The suit alleges that the generic drugmakers had for years avoided competing with each other – and thus keeping prices down – and instead deliberately divided the market according to their “fair share” of customers, which created an artificial equilibrium in the market. Then, starting in 2012, the suit alleges that Teva and the other companies colluded to not only maintain their respective shares of the market, but raise prices on as many drugs as possible, with a particular focus on what it called “High Quality” competitors, whose products overlapped with its own.

“Teva had understandings with its highest quality competitors to lead and follow each other’s price increases, and did so with great frequency and success, resulting in many billions of dollars of harm to the national economy over a period of several years,” the complaint reads.

Between July 2013 and January 2015, Teva allegedly instituted significant prices increases on about 112 generic drugs, including colluding with overlapping competitors on 86 of them, with several seeing price increases of more than 1,000 percent. For example, price increases for fluconazole tablets – used to treat fungal infections – ranged from 875-1,570 percent, depending on dosage strength.
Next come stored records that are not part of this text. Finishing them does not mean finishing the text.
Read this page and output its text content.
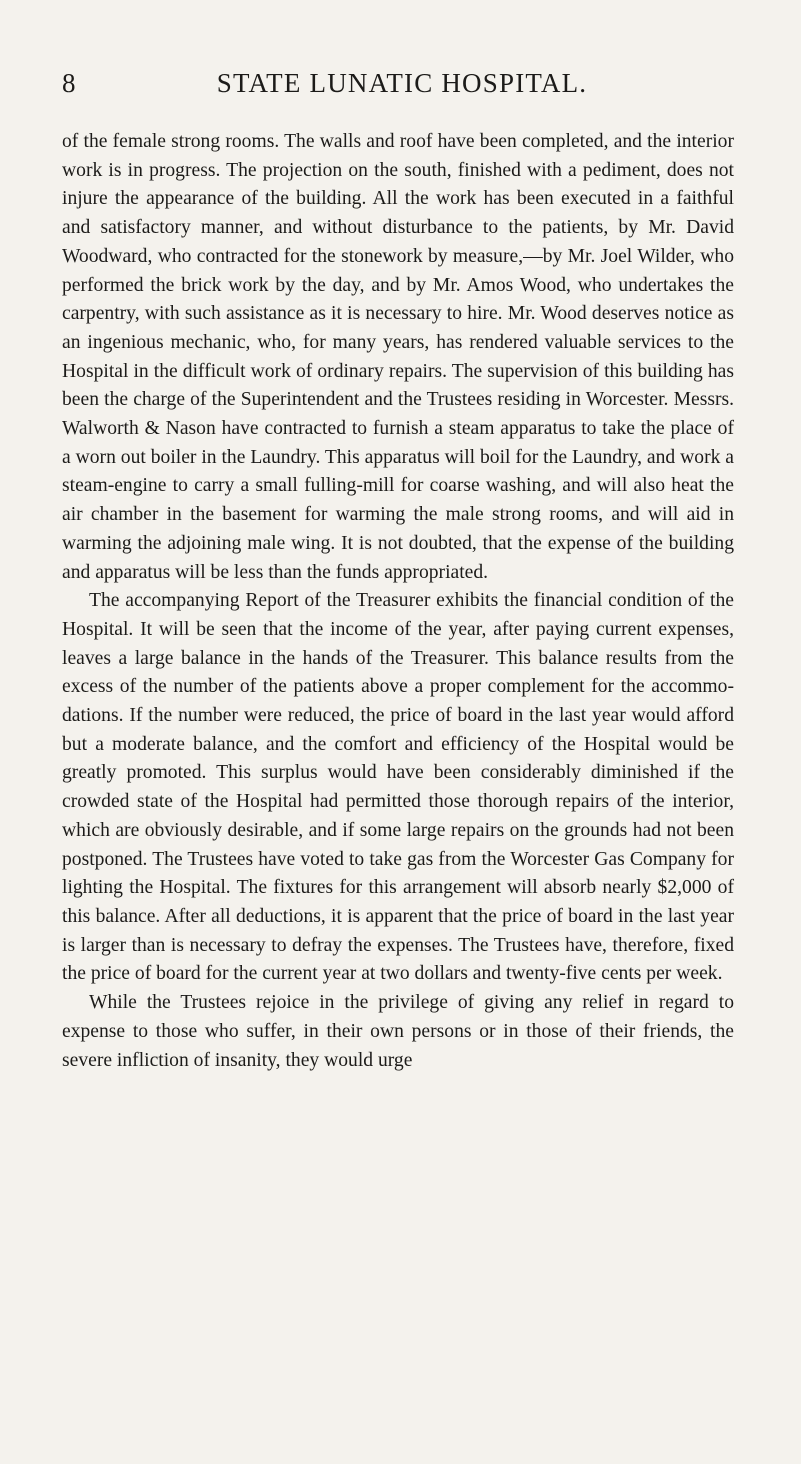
8	STATE LUNATIC HOSPITAL.

of the female strong rooms. The walls and roof have been completed, and the interior work is in progress. The projection on the south, finished with a pediment, does not injure the appearance of the building. All the work has been executed in a faithful and satisfactory manner, and without disturbance to the patients, by Mr. David Woodward, who contracted for the stonework by measure,—by Mr. Joel Wilder, who performed the brick work by the day, and by Mr. Amos Wood, who undertakes the carpentry, with such assistance as it is necessary to hire. Mr. Wood deserves notice as an ingenious mechanic, who, for many years, has rendered valuable services to the Hospital in the difficult work of ordinary repairs. The supervision of this building has been the charge of the Superintendent and the Trustees residing in Worcester. Messrs. Walworth & Nason have contracted to furnish a steam apparatus to take the place of a worn out boiler in the Laundry. This apparatus will boil for the Laundry, and work a steam-engine to carry a small fulling-mill for coarse washing, and will also heat the air chamber in the basement for warming the male strong rooms, and will aid in warming the adjoining male wing. It is not doubted, that the expense of the building and apparatus will be less than the funds appropriated.

The accompanying Report of the Treasurer exhibits the financial condition of the Hospital. It will be seen that the income of the year, after paying current expenses, leaves a large balance in the hands of the Treasurer. This balance results from the excess of the number of the patients above a proper complement for the accommodations. If the number were reduced, the price of board in the last year would afford but a moderate balance, and the comfort and efficiency of the Hospital would be greatly promoted. This surplus would have been considerably diminished if the crowded state of the Hospital had permitted those thorough repairs of the interior, which are obviously desirable, and if some large repairs on the grounds had not been postponed. The Trustees have voted to take gas from the Worcester Gas Company for lighting the Hospital. The fixtures for this arrangement will absorb nearly $2,000 of this balance. After all deductions, it is apparent that the price of board in the last year is larger than is necessary to defray the expenses. The Trustees have, therefore, fixed the price of board for the current year at two dollars and twenty-five cents per week.

While the Trustees rejoice in the privilege of giving any relief in regard to expense to those who suffer, in their own persons or in those of their friends, the severe infliction of insanity, they would urge
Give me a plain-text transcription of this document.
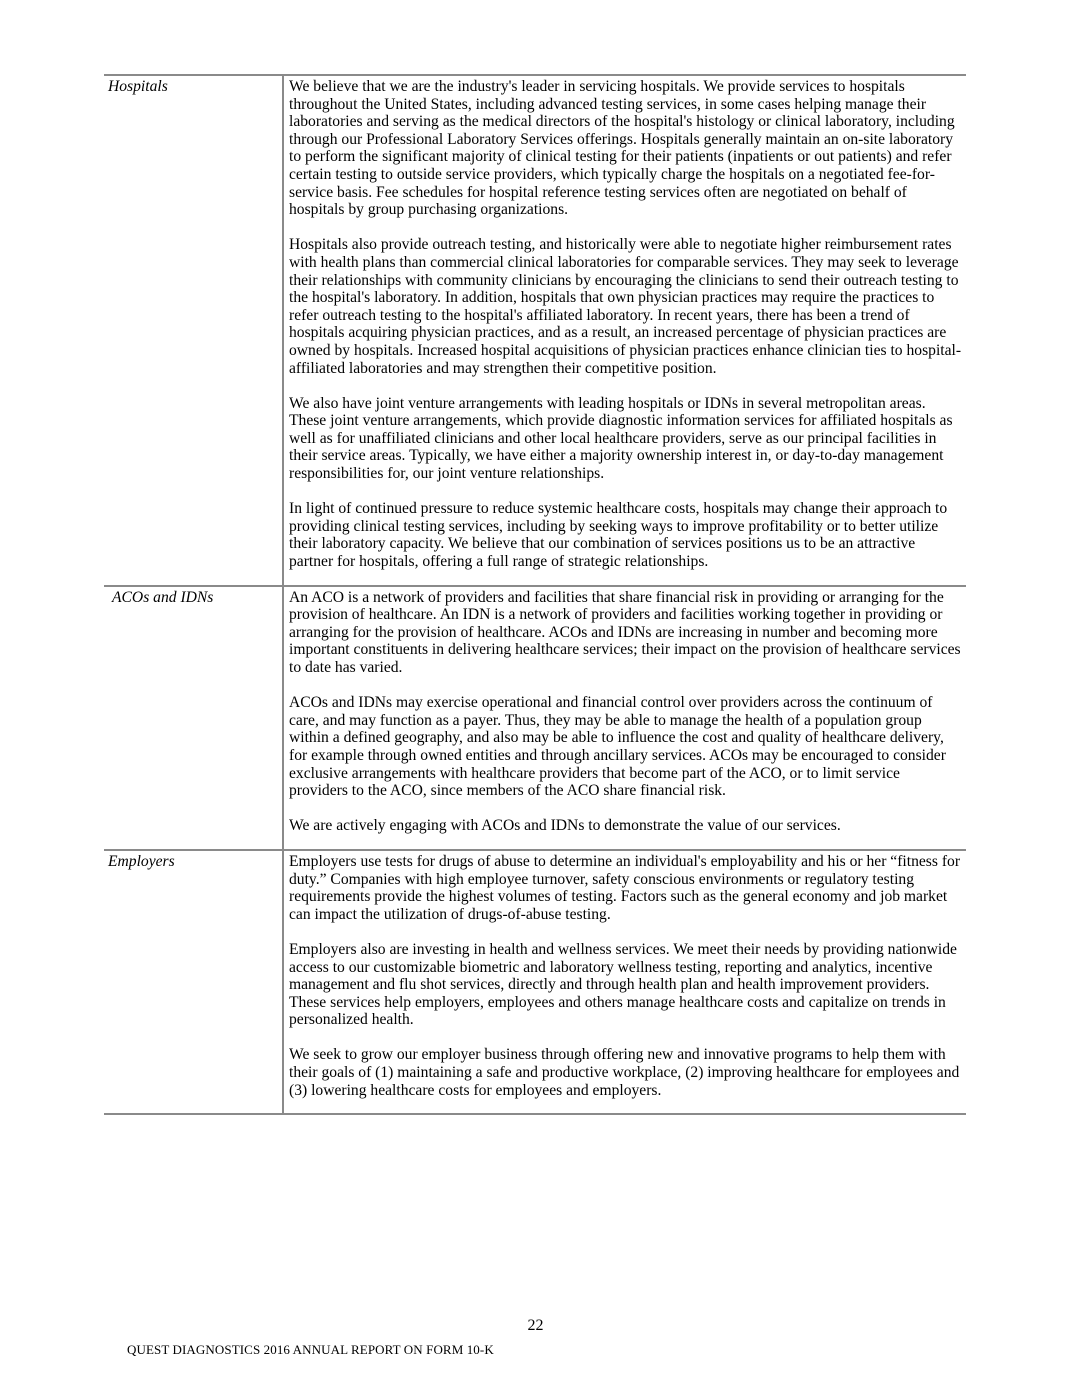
Hospitals	We believe that we are the industry's leader in servicing hospitals. We provide services to hospitals throughout the United States, including advanced testing services, in some cases helping manage their laboratories and serving as the medical directors of the hospital's histology or clinical laboratory, including through our Professional Laboratory Services offerings. Hospitals generally maintain an on-site laboratory to perform the significant majority of clinical testing for their patients (inpatients or out patients) and refer certain testing to outside service providers, which typically charge the hospitals on a negotiated fee-for-service basis. Fee schedules for hospital reference testing services often are negotiated on behalf of hospitals by group purchasing organizations.

Hospitals also provide outreach testing, and historically were able to negotiate higher reimbursement rates with health plans than commercial clinical laboratories for comparable services. They may seek to leverage their relationships with community clinicians by encouraging the clinicians to send their outreach testing to the hospital's laboratory. In addition, hospitals that own physician practices may require the practices to refer outreach testing to the hospital's affiliated laboratory. In recent years, there has been a trend of hospitals acquiring physician practices, and as a result, an increased percentage of physician practices are owned by hospitals. Increased hospital acquisitions of physician practices enhance clinician ties to hospital-affiliated laboratories and may strengthen their competitive position.

We also have joint venture arrangements with leading hospitals or IDNs in several metropolitan areas. These joint venture arrangements, which provide diagnostic information services for affiliated hospitals as well as for unaffiliated clinicians and other local healthcare providers, serve as our principal facilities in their service areas. Typically, we have either a majority ownership interest in, or day-to-day management responsibilities for, our joint venture relationships.

In light of continued pressure to reduce systemic healthcare costs, hospitals may change their approach to providing clinical testing services, including by seeking ways to improve profitability or to better utilize their laboratory capacity. We believe that our combination of services positions us to be an attractive partner for hospitals, offering a full range of strategic relationships.

ACOs and IDNs	An ACO is a network of providers and facilities that share financial risk in providing or arranging for the provision of healthcare. An IDN is a network of providers and facilities working together in providing or arranging for the provision of healthcare. ACOs and IDNs are increasing in number and becoming more important constituents in delivering healthcare services; their impact on the provision of healthcare services to date has varied.

ACOs and IDNs may exercise operational and financial control over providers across the continuum of care, and may function as a payer. Thus, they may be able to manage the health of a population group within a defined geography, and also may be able to influence the cost and quality of healthcare delivery, for example through owned entities and through ancillary services. ACOs may be encouraged to consider exclusive arrangements with healthcare providers that become part of the ACO, or to limit service providers to the ACO, since members of the ACO share financial risk.

We are actively engaging with ACOs and IDNs to demonstrate the value of our services.

Employers	Employers use tests for drugs of abuse to determine an individual's employability and his or her “fitness for duty.” Companies with high employee turnover, safety conscious environments or regulatory testing requirements provide the highest volumes of testing. Factors such as the general economy and job market can impact the utilization of drugs-of-abuse testing.

Employers also are investing in health and wellness services. We meet their needs by providing nationwide access to our customizable biometric and laboratory wellness testing, reporting and analytics, incentive management and flu shot services, directly and through health plan and health improvement providers. These services help employers, employees and others manage healthcare costs and capitalize on trends in personalized health.

We seek to grow our employer business through offering new and innovative programs to help them with their goals of (1) maintaining a safe and productive workplace, (2) improving healthcare for employees and (3) lowering healthcare costs for employees and employers.

22
QUEST DIAGNOSTICS 2016 ANNUAL REPORT ON FORM 10-K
The lawsuit comes amid increasing attention by the Trump administration and both major parties to the prices of drugs, branded and generic alike. However, much of the attention on generics in the administration’s “blueprint” on drug pricing has focused on single-source generics that don’t have direct competitors or efforts by branded drugmakers to “game” the system by using things like restrictive Risk Evaluation and Mitigation Strategies or making it harder for generic drugmakers to obtain product samples.